やはり文句なし。鬼才シェクリイの作品の中でも特に油が乗った秀作が多い。抜粋で紹介していこう。
●地球への巡礼の旅
内容:未来。“非実用的なるもの”のメッカ地球。素朴な農業惑星から、一人の男が地球にやってきた。男の求めているものは、ずばり“恋”。男は客引きに言われるがままにとあるビルに足を踏み入れるが――
感想・解説:表題作にふさわしい傑作。寓話としても、短編小説としても、SFとしても実に完成度が高い。ユーモアと苦味の両立具合も見事だ。そして単にテクニックが卓越しているのみならず、シェクリイ独自の味が実に濃く、良い。何でも商売にしてしまう酷薄で現金な未来社会というモチーフはシェクリイのSF作品ではしばしば見られるが、わたしは本作が一番好きだ。
●地球人の善と悪
内容:地球からの探検隊がある惑星に着陸した。探検隊は慎重を期して住民との接触に当たるが、やることなすこと裏目が続き……
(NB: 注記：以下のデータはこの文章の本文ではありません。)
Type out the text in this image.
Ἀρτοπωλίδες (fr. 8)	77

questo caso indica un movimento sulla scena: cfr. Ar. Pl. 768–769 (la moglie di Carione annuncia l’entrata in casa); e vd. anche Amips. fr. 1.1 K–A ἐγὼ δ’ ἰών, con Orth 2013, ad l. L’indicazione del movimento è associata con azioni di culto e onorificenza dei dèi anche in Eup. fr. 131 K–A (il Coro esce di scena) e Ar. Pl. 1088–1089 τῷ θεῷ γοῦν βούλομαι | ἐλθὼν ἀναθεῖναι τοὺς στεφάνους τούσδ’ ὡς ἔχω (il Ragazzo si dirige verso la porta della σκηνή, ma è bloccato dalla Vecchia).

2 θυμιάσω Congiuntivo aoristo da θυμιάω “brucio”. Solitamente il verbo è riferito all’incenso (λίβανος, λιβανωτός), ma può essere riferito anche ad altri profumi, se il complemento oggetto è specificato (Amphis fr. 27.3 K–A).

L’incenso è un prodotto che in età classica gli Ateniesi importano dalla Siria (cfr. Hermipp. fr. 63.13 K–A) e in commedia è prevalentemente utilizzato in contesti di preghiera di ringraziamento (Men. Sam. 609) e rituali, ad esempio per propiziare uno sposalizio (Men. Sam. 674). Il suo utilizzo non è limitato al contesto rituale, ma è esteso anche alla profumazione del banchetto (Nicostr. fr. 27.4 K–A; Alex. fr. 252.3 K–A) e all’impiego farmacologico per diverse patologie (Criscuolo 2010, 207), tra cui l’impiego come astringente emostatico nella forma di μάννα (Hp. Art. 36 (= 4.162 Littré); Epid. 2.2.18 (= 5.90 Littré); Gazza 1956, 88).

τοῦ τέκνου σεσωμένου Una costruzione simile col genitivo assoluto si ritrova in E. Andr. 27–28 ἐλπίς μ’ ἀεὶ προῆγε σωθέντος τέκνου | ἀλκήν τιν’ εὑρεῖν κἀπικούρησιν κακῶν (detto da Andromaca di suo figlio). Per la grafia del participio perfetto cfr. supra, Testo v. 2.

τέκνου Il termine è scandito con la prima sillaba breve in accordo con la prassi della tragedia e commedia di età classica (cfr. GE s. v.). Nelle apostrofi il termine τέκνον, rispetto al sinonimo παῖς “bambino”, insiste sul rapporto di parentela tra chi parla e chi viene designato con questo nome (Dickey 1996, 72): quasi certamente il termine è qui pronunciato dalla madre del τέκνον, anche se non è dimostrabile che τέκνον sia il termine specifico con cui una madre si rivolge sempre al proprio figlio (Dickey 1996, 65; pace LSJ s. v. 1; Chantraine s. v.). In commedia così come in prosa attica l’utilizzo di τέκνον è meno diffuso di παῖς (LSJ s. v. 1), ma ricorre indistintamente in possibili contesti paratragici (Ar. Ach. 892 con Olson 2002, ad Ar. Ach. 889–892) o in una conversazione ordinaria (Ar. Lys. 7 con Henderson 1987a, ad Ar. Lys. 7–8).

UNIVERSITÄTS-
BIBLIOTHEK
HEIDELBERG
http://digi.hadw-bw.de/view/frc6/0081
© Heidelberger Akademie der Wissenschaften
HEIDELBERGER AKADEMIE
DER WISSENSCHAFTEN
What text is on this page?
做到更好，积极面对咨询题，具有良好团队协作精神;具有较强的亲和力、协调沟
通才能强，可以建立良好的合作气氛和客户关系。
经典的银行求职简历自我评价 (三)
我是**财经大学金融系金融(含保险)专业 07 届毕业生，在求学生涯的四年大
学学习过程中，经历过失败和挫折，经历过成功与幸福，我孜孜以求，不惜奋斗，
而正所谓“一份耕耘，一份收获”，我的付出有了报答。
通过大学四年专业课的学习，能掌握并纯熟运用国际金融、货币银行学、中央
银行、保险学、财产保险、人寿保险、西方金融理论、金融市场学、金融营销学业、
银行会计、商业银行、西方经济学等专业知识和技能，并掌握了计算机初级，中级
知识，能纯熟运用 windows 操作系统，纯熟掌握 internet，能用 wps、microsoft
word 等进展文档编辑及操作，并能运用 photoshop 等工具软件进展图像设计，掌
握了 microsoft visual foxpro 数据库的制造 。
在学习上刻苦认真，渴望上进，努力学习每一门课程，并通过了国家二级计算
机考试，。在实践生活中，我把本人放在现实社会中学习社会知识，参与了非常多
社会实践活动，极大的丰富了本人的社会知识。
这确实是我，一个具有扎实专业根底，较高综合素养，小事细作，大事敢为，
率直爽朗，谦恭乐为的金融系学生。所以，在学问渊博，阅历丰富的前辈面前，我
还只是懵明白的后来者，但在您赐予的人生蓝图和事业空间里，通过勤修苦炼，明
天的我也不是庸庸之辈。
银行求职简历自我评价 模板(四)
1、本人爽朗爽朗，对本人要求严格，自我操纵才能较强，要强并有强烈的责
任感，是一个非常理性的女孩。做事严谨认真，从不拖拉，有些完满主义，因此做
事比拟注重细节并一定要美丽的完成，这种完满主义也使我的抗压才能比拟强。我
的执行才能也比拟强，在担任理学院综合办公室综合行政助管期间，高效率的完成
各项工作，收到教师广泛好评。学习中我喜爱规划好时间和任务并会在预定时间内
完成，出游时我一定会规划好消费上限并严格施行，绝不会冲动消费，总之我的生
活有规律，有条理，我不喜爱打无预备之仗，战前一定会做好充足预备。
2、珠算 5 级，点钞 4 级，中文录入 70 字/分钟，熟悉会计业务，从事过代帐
感想・解説:シェクリイには多いファースト・コンタクトもの。SF的意義は若干薄いかもしれないが、肩肘張らずに読めるユーモア作品。こういうのも良い。
●試作品
内容:宇宙探検者の新必需品“防衛器”のテストを兼ねて、未知の惑星に一人の男が降り立った。防衛器は確かに設計どおりの機能は果たすのだが――
感想・解説:これもユーモラスなファースト・コンタクトもの。SF的にも秀逸。どんな優れたテクノロジーも、TPOと適合しなければ無意味どころか逆効果だという教訓はいつの時代にも真理だ。
●人間の負う重荷
内容:ロボットの一団とともに小惑星の開拓に着手した一人の男。事業は軌道に乗ったが、男は幸福ではなかった。“人間であることの重荷”が男を押しつぶしつつあったのだ。そんなある日、彼らのもとに“花嫁通信販売!”の広告が舞い込むが――
感想・解説:これまたシェクリイ屈指の名作。心温まるSF喜劇。シェクリイと言えばブラックユーモア、バッドエンド、性悪説の印象が強いが、こういう面もあることを思い出させてくれる。
●悪薬
内容:殺人狂を自覚する一人の男。ある日一念発起した彼は自己治療のため“治療器”を購入するが、販売店の手違いにより火星人用の治療器を渡されてしまい……
感想・解説:確か『人間の手がまだ触れない』に「甲の肉は乙の毒」というセリフがあった。考えてみればシェクリイの作品(に限らずSFというもの)はそのような価値観の相違がもたらす結果を描いたものが多い。本作はその典型だろう。短編小説としても面白い。
●災厄を防ぐ者
内容:現代のニューヨーク。医学生の“ぼく”は、ある日謎の声に警告されて辛くも交通事故を免れる。それは神秘的存在ダーグ族――その姿は人間の目には見えず、その声は一部の特異体質者にしか聞こえない――の手助けだった。ダーグ族は24時間体制かつ“あくまで無償”で主人公に忠告を与えてくれるようになるのだが……
感想・解説:ファンタジー寄りの味付け、ただほど高いものはないという古典的な教訓、そして(意図的に)物凄くしょうもないオチが絶妙に複合し、秀逸な短編SFとなっている。
●家畜輸送船
内容:《AAAエース惑星浄化サーヴィス》もの。例によって金欠で首が回らなくなった二人。アーノルドは、知識も経験もなく、大手が独占している家畜輸送業務に安値で食い込もうと画策する。山盛りの懸案事項を抱えたまま離陸したグレゴーであったが――
感想・解説:グレゴーとアーノルドの掛け合いが楽しく、ユーモアものとしてもバディものとしても秀逸。また問題の発生と解決を主軸とする正統派サイエンス・フィクションとしても出来が良い。5編ほど邦訳されている《AAAエース惑星浄化サーヴィス》の中で、私は本作が一番好きだ。
●救命艇の叛乱
内容:《AAAエース惑星浄化サーヴィス》もの。例によって“訳ありの格安中古品”を買った二人。そのものとは宇宙救命艇。当初は予想以上に良い買い物をしたつもりの二人だったが、救命艇の人工頭脳が“目覚めた”結果――
感想・解説:人工頭脳との対決テーマ。これまた正統派サイエンス・フィクションぶりとユーモアが両立している。シェクリイの良い面の一つが結実した結果と言えよう。